TEMPO.CO, Jakarta --Majelis Disiplin Profesi (MDP) kembali menggelar sidang lanjutan kasus malpraktik yang diduga dilakukan dokter senior di Rumah Sakit Umum Pusat Nasional Cipto Mangunkusumo (RSCM), Jumat, 11 Juli 2025. Sidang yang digelar secara tertutup di kantor MDP, Kebayoran Baru, Jakarta Selatan itu mengagendakan pemeriksaan saksi dan ahli.
Kuasa hukum pelapor, Muhammad Al Ayubi Harahap, memprotes jalannya sidang yang menurutnya tidak sesuai jadwal. Ia menyebut adanya ketidaksesuaian antara agenda sidang yang tertera dalam undangan dan yang berlangsung di lapangan. “Di undangan tertulis saksi dari pihak pelapor, tapi ternyata yang hadir justru saksi dari pihak terlapor. Kami anggap ini kebohongan karena informasi yang disampaikan tidak lengkap,” kata Ayubi seusai sidang, Jumat, 11 Juli 2025.
Baca berita dengan sedikit iklan, klik di sini
Selain itu, Ayubi menyoroti pembatasan dalam proses pemeriksaan di persidangan. Menurut dia, hanya MDP yang diizinkan mengajukan pertanyaan. “Kami pertanyakan dasar hukumnya. Mereka merujuk ke Peraturan Menteri Kesehatan (Permenkes) Nomor 3 Tahun 2025. Setelah kami telusuri, tidak ada larangan bagi kuasa hukum untuk bertanya kepada saksi,” ujar dia.
Laporan sehubungan dengan dugaan malpraktik disampaikan pihak pelapor kepada Majelis Disiplin Profesi (MDP) pada Mei 2025. Dalam laporan itu disebutkan pelapor menduga anaknya yang masih berusia di bawah satu tahun berinisial "J" menjadi korban malpraktik di RSCM. Anak dari Co-Founder Gem Research International Laboratory Adam Harits, sebagai pelapor, itu sempat mengalami kebocoran pada usus dan harus dirawat intensif selama lebih dari sebulan.
Ketika itu Adam membawa anaknya ke RSCM pada 28 Agustus 2024 untuk pemeriksaan rehab medik Pemeriksaan dilakukan seiring kondisi J yang tidak mau mengkonsumsi makanan pendamping air susu ibu (MPASI).
Dalam sidang MDP dengan perkara nomor 17/P/MDP/III/2025 itu, dua saksi dari pihak pelapor diperiksa, yakni Haris Ayub, kakek korban, dan Muhammad, paman korban. Keduanya bersaksi bahwa korban, anak berinisial J, berada dalam kondisi sehat saat menjalani prosedur endoskopi pada 15 Januari lalu. Namun setelah tindakan itu, kondisi korban memburuk drastis hingga akhirnya meninggal dunia.
Keluarga korban kecewa terhadap proses sidang yang dinilai tidak berpihak pada korban. “Kami kaget karena yang datang justru saksi dari pihak terlapor, padahal tidak ada pemberitahuan sebelumnya. Harusnya ini proses yang transparan. Kami tidak ingin perkara ini berakhir seperti kasus biasa,” kata Adam Harits, ayah korban.
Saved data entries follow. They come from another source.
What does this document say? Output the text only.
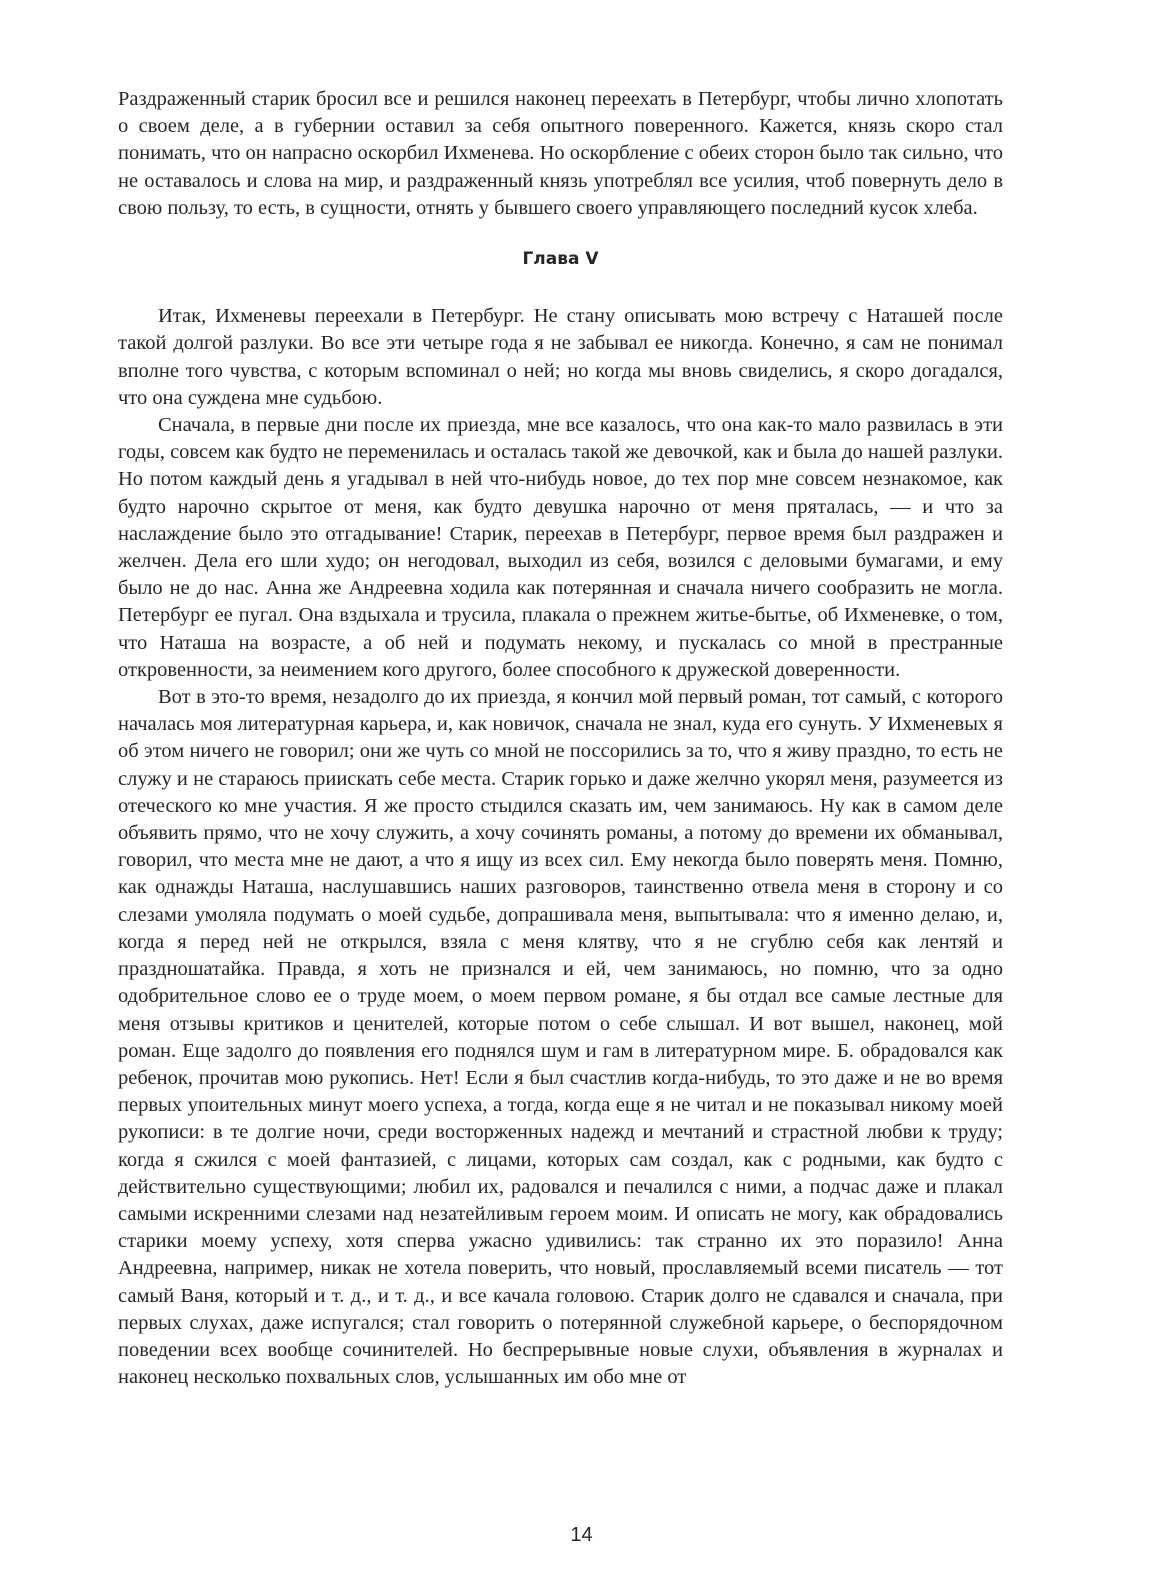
Раздраженный старик бросил все и решился наконец переехать в Петербург, чтобы лично хлопотать о своем деле, а в губернии оставил за себя опытного поверенного. Кажется, князь скоро стал понимать, что он напрасно оскорбил Ихменева. Но оскорбление с обеих сторон было так сильно, что не оставалось и слова на мир, и раздраженный князь употреблял все усилия, чтоб повернуть дело в свою пользу, то есть, в сущности, отнять у бывшего своего управляющего последний кусок хлеба.

Глава V

Итак, Ихменевы переехали в Петербург. Не стану описывать мою встречу с Наташей после такой долгой разлуки. Во все эти четыре года я не забывал ее никогда. Конечно, я сам не понимал вполне того чувства, с которым вспоминал о ней; но когда мы вновь свиделись, я скоро догадался, что она суждена мне судьбою.

Сначала, в первые дни после их приезда, мне все казалось, что она как-то мало развилась в эти годы, совсем как будто не переменилась и осталась такой же девочкой, как и была до нашей разлуки. Но потом каждый день я угадывал в ней что-нибудь новое, до тех пор мне совсем незнакомое, как будто нарочно скрытое от меня, как будто девушка нарочно от меня пряталась, — и что за наслаждение было это отгадывание! Старик, переехав в Петербург, первое время был раздражен и желчен. Дела его шли худо; он негодовал, выходил из себя, возился с деловыми бумагами, и ему было не до нас. Анна же Андреевна ходила как потерянная и сначала ничего сообразить не могла. Петербург ее пугал. Она вздыхала и трусила, плакала о прежнем житье-бытье, об Ихменевке, о том, что Наташа на возрасте, а об ней и подумать некому, и пускалась со мной в престранные откровенности, за неимением кого другого, более способного к дружеской доверенности.

Вот в это-то время, незадолго до их приезда, я кончил мой первый роман, тот самый, с которого началась моя литературная карьера, и, как новичок, сначала не знал, куда его сунуть. У Ихменевых я об этом ничего не говорил; они же чуть со мной не поссорились за то, что я живу праздно, то есть не служу и не стараюсь приискать себе места. Старик горько и даже желчно укорял меня, разумеется из отеческого ко мне участия. Я же просто стыдился сказать им, чем занимаюсь. Ну как в самом деле объявить прямо, что не хочу служить, а хочу сочинять романы, а потому до времени их обманывал, говорил, что места мне не дают, а что я ищу из всех сил. Ему некогда было поверять меня. Помню, как однажды Наташа, наслушавшись наших разговоров, таинственно отвела меня в сторону и со слезами умоляла подумать о моей судьбе, допрашивала меня, выпытывала: что я именно делаю, и, когда я перед ней не открылся, взяла с меня клятву, что я не сгублю себя как лентяй и праздношатайка. Правда, я хоть не признался и ей, чем занимаюсь, но помню, что за одно одобрительное слово ее о труде моем, о моем первом романе, я бы отдал все самые лестные для меня отзывы критиков и ценителей, которые потом о себе слышал. И вот вышел, наконец, мой роман. Еще задолго до появления его поднялся шум и гам в литературном мире. Б. обрадовался как ребенок, прочитав мою рукопись. Нет! Если я был счастлив когда-нибудь, то это даже и не во время первых упоительных минут моего успеха, а тогда, когда еще я не читал и не показывал никому моей рукописи: в те долгие ночи, среди восторженных надежд и мечтаний и страстной любви к труду; когда я сжился с моей фантазией, с лицами, которых сам создал, как с родными, как будто с действительно существующими; любил их, радовался и печалился с ними, а подчас даже и плакал самыми искренними слезами над незатейливым героем моим. И описать не могу, как обрадовались старики моему успеху, хотя сперва ужасно удивились: так странно их это поразило! Анна Андреевна, например, никак не хотела поверить, что новый, прославляемый всеми писатель — тот самый Ваня, который и т. д., и т. д., и все качала головою. Старик долго не сдавался и сначала, при первых слухах, даже испугался; стал говорить о потерянной служебной карьере, о беспорядочном поведении всех вообще сочинителей. Но беспрерывные новые слухи, объявления в журналах и наконец несколько похвальных слов, услышанных им обо мне от

14
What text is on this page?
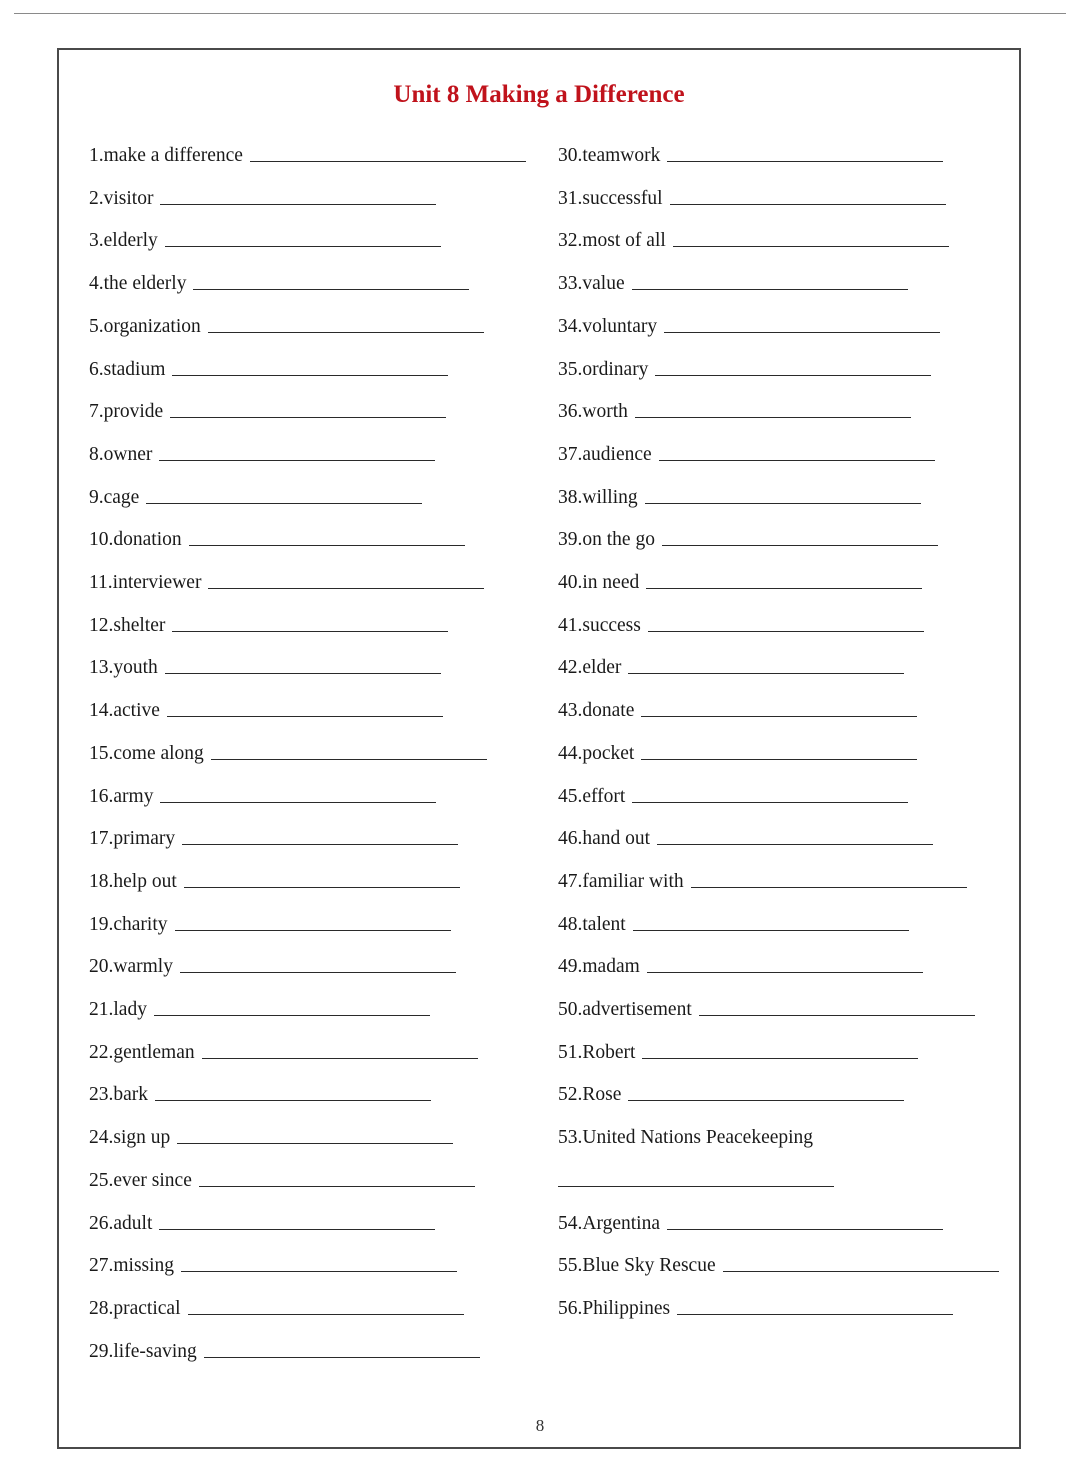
Unit 8 Making a Difference
1.make a difference
2.visitor
3.elderly
4.the elderly
5.organization
6.stadium
7.provide
8.owner
9.cage
10.donation
11.interviewer
12.shelter
13.youth
14.active
15.come along
16.army
17.primary
18.help out
19.charity
20.warmly
21.lady
22.gentleman
23.bark
24.sign up
25.ever since
26.adult
27.missing
28.practical
29.life-saving
30.teamwork
31.successful
32.most of all
33.value
34.voluntary
35.ordinary
36.worth
37.audience
38.willing
39.on the go
40.in need
41.success
42.elder
43.donate
44.pocket
45.effort
46.hand out
47.familiar with
48.talent
49.madam
50.advertisement
51.Robert
52.Rose
53.United Nations Peacekeeping
54.Argentina
55.Blue Sky Rescue
56.Philippines
8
Haris Ayub, kakek korban, juga mengatakan hal yang sama. Ia mendesak MDP mencabut izin praktik dokter terlapor. “Kami ingin izinnya dicabut. Cukup sudah. Jangan sampai ada keluarga lain yang merasakan apa yang kami alami,” tutur dia.
Ayubi Harahap menyatakan akan menempuh langkah hukum lain, termasuk gugatan perdata dan pidana. Mereka juga telah melaporkan kasus ini ke Komisi Perlindungan Anak Indonesia (KPAI) sejak Januari lalu, namun hingga kini belum mendapat respons.
Sidang selanjutnya dijadwalkan menghadirkan ahli hukum kesehatan dari Universitas Indonesia. Pihak keluarga korban meminta agar proses ini berjalan transparan dan akuntabel, tanpa praktik “salam satu profesi” di balik meja sidang.
Tempo menghubungi Ketua Majelis Disiplin Profesi (MDP) Sundoyo perihal kelanjutan dan persidangan MDP, namun belum ada tanggapan. Meski begitu, Sundoyo dalam keterangannya pada 2 Juli 2025 mengatakan MDP telah menyelisik kasus ini dalam bentuk persidangan. "Kami melakukan sidang pemeriksaan apakah pelayanan yang diberikan itu sesuai dengan standar atau enggak. Kami lebih banyak melakukan pemeriksaan itu menguji terkait dengan prosesnya," ujar Sundoyo.